Tools such as Flink CDC capture the Binlog of upstream databases (MySQL, PostgreSQL, Oracle, etc.) and write it to Doris Unique Key model tables.

Key capabilities:

• Whole-database synchronization: Flink Doris Connector internally integrates Flink CDC, enabling end-to-end whole-database synchronization without manual table creation or field mapping.
• Consistency guarantee: The following capabilities are used in combination to align with the upstream database state:
  • The Unique Key model UPSERT handles INSERT / UPDATE.
  • __DORIS_DELETE_SIGN__ handles DELETE.
  • The Sequence column (such as the Binlog timestamp) handles out-of-order data.

3.2 Real-Time Wide Table Assembly

Using partial column updates, you can complete multi-source wide table assembly directly within Doris without performing real-time joins in Flink:

1. Create a Unique Key model wide table.
2. Different data sources (basic information, behavior logs, transaction data, etc.) write to it in real time via Stream Load / Routine Load.
3. Each data stream writes only the columns it is responsible for, for example:
   • The user behavior stream updates page_view_count and last_login_time.
   • The transaction stream updates total_orders and total_amount.

Each stream writes only the changed columns, which reduces IO overhead and avoids the resource consumption of real-time joins.
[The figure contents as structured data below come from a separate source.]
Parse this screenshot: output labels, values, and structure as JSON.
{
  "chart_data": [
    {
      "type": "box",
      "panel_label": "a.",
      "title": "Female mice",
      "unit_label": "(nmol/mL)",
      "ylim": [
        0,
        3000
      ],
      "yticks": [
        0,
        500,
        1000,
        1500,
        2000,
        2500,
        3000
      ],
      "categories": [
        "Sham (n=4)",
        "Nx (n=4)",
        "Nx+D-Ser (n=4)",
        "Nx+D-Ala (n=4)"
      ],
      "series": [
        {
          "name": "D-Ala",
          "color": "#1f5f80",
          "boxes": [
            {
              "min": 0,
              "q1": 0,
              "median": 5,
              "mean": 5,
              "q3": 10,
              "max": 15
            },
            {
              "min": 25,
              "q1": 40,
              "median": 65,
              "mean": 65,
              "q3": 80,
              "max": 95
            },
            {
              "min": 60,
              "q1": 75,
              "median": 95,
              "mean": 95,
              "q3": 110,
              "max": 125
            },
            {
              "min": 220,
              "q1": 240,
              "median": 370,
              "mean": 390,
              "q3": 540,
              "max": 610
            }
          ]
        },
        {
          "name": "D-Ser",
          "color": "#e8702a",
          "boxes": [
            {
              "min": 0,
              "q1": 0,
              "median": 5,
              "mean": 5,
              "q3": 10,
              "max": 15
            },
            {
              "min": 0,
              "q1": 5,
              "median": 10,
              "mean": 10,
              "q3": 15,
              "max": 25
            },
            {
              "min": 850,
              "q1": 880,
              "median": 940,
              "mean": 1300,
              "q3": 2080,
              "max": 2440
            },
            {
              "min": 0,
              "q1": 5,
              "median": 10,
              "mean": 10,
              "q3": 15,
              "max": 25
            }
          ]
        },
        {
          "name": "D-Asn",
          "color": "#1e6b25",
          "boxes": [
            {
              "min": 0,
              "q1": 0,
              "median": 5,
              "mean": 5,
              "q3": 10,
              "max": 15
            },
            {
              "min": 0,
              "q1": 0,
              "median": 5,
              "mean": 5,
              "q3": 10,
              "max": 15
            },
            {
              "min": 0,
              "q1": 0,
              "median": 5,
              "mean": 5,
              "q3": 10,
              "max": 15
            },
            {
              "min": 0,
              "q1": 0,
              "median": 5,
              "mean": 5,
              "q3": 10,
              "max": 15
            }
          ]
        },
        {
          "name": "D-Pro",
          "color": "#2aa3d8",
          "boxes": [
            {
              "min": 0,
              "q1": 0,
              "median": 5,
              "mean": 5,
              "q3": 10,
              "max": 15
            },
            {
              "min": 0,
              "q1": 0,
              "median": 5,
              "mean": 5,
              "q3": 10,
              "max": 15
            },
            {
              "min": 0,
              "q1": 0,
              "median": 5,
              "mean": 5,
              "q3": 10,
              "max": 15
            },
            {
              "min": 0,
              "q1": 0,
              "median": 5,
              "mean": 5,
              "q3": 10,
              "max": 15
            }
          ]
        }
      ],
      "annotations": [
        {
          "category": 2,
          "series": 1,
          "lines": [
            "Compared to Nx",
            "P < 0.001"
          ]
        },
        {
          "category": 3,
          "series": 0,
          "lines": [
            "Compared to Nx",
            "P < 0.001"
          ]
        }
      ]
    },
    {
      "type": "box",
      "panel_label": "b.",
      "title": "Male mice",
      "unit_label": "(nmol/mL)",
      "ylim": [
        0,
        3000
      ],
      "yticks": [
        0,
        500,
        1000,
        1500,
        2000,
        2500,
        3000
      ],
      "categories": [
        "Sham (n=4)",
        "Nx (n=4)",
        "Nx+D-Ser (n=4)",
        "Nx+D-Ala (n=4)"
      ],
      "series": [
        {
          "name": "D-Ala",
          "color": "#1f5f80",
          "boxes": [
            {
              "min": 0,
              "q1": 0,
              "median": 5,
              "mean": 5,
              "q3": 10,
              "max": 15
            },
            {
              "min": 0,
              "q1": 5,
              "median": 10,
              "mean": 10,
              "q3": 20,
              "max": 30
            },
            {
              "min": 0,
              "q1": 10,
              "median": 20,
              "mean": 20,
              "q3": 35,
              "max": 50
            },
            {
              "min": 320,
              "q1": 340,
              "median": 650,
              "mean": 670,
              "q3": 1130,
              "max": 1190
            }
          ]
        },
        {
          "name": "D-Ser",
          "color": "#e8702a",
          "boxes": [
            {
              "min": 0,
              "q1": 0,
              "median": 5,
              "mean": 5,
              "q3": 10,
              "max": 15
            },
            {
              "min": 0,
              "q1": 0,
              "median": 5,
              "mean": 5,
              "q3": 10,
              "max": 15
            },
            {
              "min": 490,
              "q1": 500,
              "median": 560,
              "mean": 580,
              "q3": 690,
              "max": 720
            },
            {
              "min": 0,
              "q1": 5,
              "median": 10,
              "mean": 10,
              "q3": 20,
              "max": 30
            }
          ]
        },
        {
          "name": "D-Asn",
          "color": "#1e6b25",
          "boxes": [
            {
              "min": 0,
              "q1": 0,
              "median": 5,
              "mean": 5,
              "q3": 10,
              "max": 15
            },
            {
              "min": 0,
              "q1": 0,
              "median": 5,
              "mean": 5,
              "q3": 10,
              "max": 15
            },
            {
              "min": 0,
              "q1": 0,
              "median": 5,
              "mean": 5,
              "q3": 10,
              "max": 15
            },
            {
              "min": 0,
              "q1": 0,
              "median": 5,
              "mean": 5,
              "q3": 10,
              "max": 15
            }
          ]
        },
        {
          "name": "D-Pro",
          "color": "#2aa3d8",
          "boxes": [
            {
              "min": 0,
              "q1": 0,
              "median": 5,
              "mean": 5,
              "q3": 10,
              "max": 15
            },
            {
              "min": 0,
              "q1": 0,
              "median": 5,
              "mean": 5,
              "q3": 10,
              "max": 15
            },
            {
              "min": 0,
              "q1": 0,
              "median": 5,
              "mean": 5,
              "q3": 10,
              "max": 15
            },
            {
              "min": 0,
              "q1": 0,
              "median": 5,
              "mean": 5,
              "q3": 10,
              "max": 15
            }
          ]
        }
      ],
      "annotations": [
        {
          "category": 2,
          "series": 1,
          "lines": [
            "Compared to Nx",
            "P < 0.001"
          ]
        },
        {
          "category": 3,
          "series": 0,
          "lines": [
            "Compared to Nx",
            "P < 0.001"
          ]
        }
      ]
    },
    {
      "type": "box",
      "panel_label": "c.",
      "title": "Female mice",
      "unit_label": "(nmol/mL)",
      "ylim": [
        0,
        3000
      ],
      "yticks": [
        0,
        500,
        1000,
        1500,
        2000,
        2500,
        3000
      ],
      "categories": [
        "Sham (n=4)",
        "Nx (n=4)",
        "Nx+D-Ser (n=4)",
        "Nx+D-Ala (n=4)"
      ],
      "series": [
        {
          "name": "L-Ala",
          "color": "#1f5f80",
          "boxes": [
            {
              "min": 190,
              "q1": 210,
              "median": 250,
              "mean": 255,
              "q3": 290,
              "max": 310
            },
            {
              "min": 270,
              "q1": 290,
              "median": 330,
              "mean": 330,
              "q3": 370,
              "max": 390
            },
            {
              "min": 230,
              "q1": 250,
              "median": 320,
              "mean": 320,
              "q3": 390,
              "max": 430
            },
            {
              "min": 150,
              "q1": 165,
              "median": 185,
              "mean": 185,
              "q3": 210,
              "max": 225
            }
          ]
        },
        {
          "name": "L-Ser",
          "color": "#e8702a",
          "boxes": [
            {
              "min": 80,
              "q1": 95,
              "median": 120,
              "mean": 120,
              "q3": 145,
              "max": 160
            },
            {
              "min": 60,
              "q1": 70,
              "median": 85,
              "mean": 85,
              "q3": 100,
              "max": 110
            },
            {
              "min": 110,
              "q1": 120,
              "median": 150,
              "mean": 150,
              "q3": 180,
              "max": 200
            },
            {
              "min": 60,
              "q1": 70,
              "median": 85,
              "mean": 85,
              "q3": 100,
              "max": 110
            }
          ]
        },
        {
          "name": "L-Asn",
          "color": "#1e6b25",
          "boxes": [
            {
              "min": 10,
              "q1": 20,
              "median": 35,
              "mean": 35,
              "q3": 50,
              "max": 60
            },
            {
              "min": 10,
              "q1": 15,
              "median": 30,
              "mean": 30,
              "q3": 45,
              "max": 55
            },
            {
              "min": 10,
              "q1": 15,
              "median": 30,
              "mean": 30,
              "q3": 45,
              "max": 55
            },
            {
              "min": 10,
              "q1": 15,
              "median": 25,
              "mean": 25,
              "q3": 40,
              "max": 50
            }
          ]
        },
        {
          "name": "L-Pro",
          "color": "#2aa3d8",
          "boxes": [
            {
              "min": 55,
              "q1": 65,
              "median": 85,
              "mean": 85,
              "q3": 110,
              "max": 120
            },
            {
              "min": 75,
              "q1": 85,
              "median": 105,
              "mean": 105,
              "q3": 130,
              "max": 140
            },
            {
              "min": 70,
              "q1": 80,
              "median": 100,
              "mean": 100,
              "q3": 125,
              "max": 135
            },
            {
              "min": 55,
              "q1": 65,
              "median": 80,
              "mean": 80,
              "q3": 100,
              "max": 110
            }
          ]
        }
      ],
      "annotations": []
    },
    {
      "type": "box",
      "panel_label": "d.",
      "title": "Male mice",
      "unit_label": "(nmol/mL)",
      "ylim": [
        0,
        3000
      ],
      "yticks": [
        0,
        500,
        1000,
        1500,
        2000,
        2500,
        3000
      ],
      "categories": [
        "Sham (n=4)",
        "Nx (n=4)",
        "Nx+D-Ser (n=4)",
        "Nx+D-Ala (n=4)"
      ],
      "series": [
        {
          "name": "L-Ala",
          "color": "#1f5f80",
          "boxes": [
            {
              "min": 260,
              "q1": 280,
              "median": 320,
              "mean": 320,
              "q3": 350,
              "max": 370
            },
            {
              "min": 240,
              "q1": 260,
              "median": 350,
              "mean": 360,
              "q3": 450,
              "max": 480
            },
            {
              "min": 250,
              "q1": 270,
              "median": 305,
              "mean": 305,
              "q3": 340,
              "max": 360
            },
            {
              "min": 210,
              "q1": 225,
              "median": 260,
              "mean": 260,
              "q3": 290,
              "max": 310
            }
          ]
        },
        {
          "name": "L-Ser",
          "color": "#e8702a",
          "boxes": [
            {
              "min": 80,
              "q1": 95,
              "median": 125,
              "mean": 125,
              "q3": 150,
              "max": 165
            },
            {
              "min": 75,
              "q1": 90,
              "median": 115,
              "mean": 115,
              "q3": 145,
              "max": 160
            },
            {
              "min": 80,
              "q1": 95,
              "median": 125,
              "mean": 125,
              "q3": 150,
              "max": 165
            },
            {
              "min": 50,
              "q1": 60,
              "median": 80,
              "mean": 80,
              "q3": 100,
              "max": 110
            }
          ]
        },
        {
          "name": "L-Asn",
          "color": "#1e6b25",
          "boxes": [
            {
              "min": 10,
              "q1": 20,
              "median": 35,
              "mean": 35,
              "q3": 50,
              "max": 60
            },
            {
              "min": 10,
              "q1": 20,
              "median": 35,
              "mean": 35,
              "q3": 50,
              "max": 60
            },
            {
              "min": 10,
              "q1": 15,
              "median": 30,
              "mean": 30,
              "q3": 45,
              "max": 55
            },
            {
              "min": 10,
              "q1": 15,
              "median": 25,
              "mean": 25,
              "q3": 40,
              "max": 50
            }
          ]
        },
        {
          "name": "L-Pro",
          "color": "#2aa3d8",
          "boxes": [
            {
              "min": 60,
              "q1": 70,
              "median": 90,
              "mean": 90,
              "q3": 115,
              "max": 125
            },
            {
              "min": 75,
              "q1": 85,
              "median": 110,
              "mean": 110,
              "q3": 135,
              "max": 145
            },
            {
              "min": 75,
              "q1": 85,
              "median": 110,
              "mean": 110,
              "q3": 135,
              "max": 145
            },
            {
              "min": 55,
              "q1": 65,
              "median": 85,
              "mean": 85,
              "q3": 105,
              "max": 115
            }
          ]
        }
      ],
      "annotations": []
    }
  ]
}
For version control in multi-stream concurrent scenarios, see: Multi-Stream Updates in the Unique Key Model.

4. Usage Recommendations

4.1 General Recommendations

No.	Recommendation	Description
1	Prefer ingest-based updates	For high-frequency, large-volume updates, prefer Stream Load and Routine Load over UPDATE DML
2	Batch writes	Avoid high-frequency single-row INSERT (> 100 TPS), as each INSERT has transaction overhead. You can enable Group Commit to merge small batch commits
3	Use high-frequency DELETE on Duplicate/Aggregate models with caution	Predicate accumulation affects subsequent query performance
4	Use TRUNCATE PARTITION to delete an entire partition	When deleting an entire partition, TRUNCATE PARTITION is much more efficient than DELETE
5	Execute UPDATE serially	Avoid concurrent execution of UPDATE tasks that may operate on the same primary key

4.2 Unique Key Model in the Compute-Storage Decoupled Architecture

Doris 3.0 introduces the compute-storage decoupled architecture. In this architecture, BE is stateless, and Merge-on-Write must maintain global state through the Meta Service to resolve write-write conflicts among ingestion, Compaction, and Schema Change. The Unique Key model MoW relies on a distributed table lock based on the Meta Service to ensure write consistency.

High-frequency ingestion and Compaction can cause table lock contention. When using this architecture, the following are recommended:

1. Control single-table ingestion frequency: It is recommended that the ingestion frequency of a single Unique Key table does not exceed 60 times per second. This can be reduced by batching or adjusting concurrency.
2. Design partitions and buckets reasonably:
   • Partitions: Use time partitions (by day or by hour) so that each ingestion only updates a small number of partitions.
   • Buckets: The number of buckets (number of Tablets) should match the data volume, typically between 8 and 64. Too many Tablets aggravate lock contention.
3. Adjust Compaction strategy: When the write pressure is high, reduce the Compaction frequency to lessen lock conflicts with ingestion tasks.
4. Use a recent version: Version 3.1 has made significant optimizations to the distributed table lock implementation. Using the latest stable version is recommended.